Wir kommen auf
den Vortrag zu sprechen, den vor kurzem Jens Hauser (Kopenhagen) in Wien
gehalten hat: „Biomedialiät und Medienkunst“. Er hatte mich davon informiert,
weil er meinem Buch Physik der Medien. Materialien Apparate Präsentierungen wichtige
Anregungen verdanke. Vor zwei Jahren organisierte er im Wiener
Naturhistorischen Museum eine Ausstellung unter dem Titel „Wetware – art agency
animation“ und wir fragen uns, was mit „wetware“ gemeint ist.
Der Begriff
wurde in Anlehnung an „hardware“ und „software“ gebildet und meint solche
Elemente oder Materialien, die zu drei Viertel aus Wasser bestehen – nämlich
das menschliche Gehirn, überhaupt Menschenwesen als Teil einer IT-Architektur.
Was ist IT?
Also
Mitarbeiter, Programmierer, Entwickler, Systemadministratoren – alle, die dafür
zuständig sind, dass die IT funktioniert. Zitat eines Projektmanagers: „Bevor
wir mit diesem Projekt weitermachen können, brauchen wir mehr wetware.“ Manchmal
werden die Nutzer von Hard- und Software ebenfalls mit diesem Begriff
bezeichnet.
Ich übersetze
jetzt einmal das englische Wort ins Aristotelische und sage dafür: „Mensch als zoon“.
Im Grunde ist
damit auch schon das „Subjekt“ genannt, welches vom genos im Abschnitt
28 des Buches V vorausgesetzt wird, näherhin eben fortgepflanzt wird.
Aristoteles
führt Beispiele an, aus denen hervorgeht, dass größere Menschheitsteile,
nämlich Völker, sich nach Personen benennen, von denen sie abstammen: die
Hellenen von einem gewissen Hellen, die Ionier von Ion; also Stämme von ihren
Stammvätern; er führt auch das Beispiel einer Stammmutter an; aber da kann er
kein Volk nennen; denn die Nachkommen der Pyrrha sind – bei ihm – die Menschen
überhaupt; immerhin nähert er sich bei diesem Beispiel zumindest dem Anschein,
es könnte auch von einer Frau die Weitergabe der genetischen Information
ausgehen.
Im übrigen ist
das gesamte Menschengeschlecht gegenüber einzelnen Völkern so etwas wie die
Gattung – womit die zweite, die logische Bedeutung von genos zum Zug
kommt. Diese Bedeutung wird hier anhand geometrischer Größen – Flächen und
Körper – vorgeführt und schließlich verweist Aristoteles auf die
Hauptunterscheidung in seiner Ontologie, die Unterscheidung zwischen Substanz und
Akzidenzien.

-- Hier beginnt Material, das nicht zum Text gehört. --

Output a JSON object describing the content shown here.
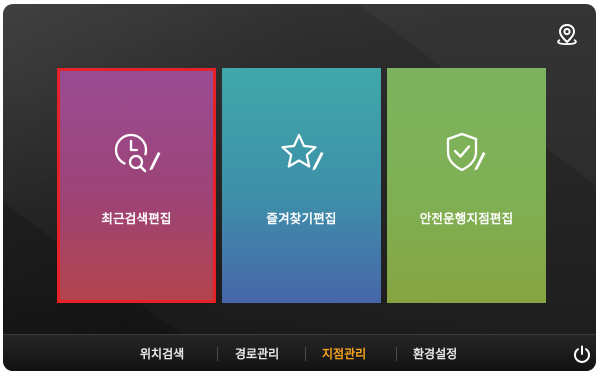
{
  "header": {
    "map_button_icon": "location-pin-icon"
  },
  "cards": {
    "recent_search_edit": {
      "label": "최근검색편집",
      "icon": "clock-search-edit-icon",
      "color": "#9d4377",
      "selected": true
    },
    "favorites_edit": {
      "label": "즐겨찾기편집",
      "icon": "star-edit-icon",
      "color": "#3e8fa9"
    },
    "safe_driving_point_edit": {
      "label": "안전운행지점편집",
      "icon": "shield-check-edit-icon",
      "color": "#7fb054"
    }
  },
  "bottom_nav": {
    "tabs": [
      {
        "label": "위치검색",
        "active": false
      },
      {
        "label": "경로관리",
        "active": false
      },
      {
        "label": "지점관리",
        "active": true
      },
      {
        "label": "환경설정",
        "active": false
      }
    ],
    "active_color": "#f4a21c",
    "power_icon": "power-icon"
  }
}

Dabei greift er sogar auf die Terminologie der ersten
Ontologie-Gründung, also der Kategorien, zurück und spricht von den
verschiedenen Kategorien des Seienden. (1024b 13ff.) Unter dem Stichwort „das
Seiende“ hatte er im Buch V ebenfalls auf die Kategorienlehre verwiesen, dort
aber die Infinitivform „das Sein“ zum Terminus gemacht. (1017a 23ff.) Die
Unterscheidung zwischen dem Partizip Präsens und dem Infinitiv Präsens wird
Aristoteles schon bewusst vollzogen haben, er lädt sie aber nicht mit einer
riesigen Bedeutung auf (wie später dann Heidegger).
Obwohl diese
formalistischen Aspekte nur von begrenzter Wichtigkeit sind, kann man die
Tatsache, dass die Metaphysik auf die Frühschrift über die Kategorien
zurückgreift, in dem Sinn interpretieren, dass das Gesamtwerk des Aristoteles
jenseits besserer oder schlechterer Erhaltungszustände doch einige durchgehende
Züge aufweist.
PS.:
Arbogast
Schmitt, der mir von seiner Poetik-Kommentierung in deutlicher aber
nicht bester Erinnerung ist, hat nun ein großes Werk vorgelegt, das mit seinem
hohen Anspruch unser Interesse erwecken sollte.
Arbogast
Schmitt: Wie aufgeklärt ist unsere Aufklärung? Eine Kritik aus
aristotelischer Sicht (Heidelberg 2016)
Schmitt
versucht, den Erkenntnisbegriff des Aristoteles, seine spezifische Form von
Rationalität, herauszuarbeiten. Er bezeichnet sie als "präsentische"
Erkenntnisweise, welche sich direkt auf die Dinge richtet und die Unterschiede
zwischen diesen klarstellen will: "Eine jede Sache wird an ihrem Vermögen
(dynamis) und ihrer Leistung (ergon) erkannt und in dem, was sie ist,
unterscheidend bestimmt." Indem er diese Problematik durch die Geschichte
des Abendlandes weiter verfolgt, gelangt er zum Realitätsbegriff der Aufklärung
und meint, die Aufklärung habe eine mentale "Repräsentation"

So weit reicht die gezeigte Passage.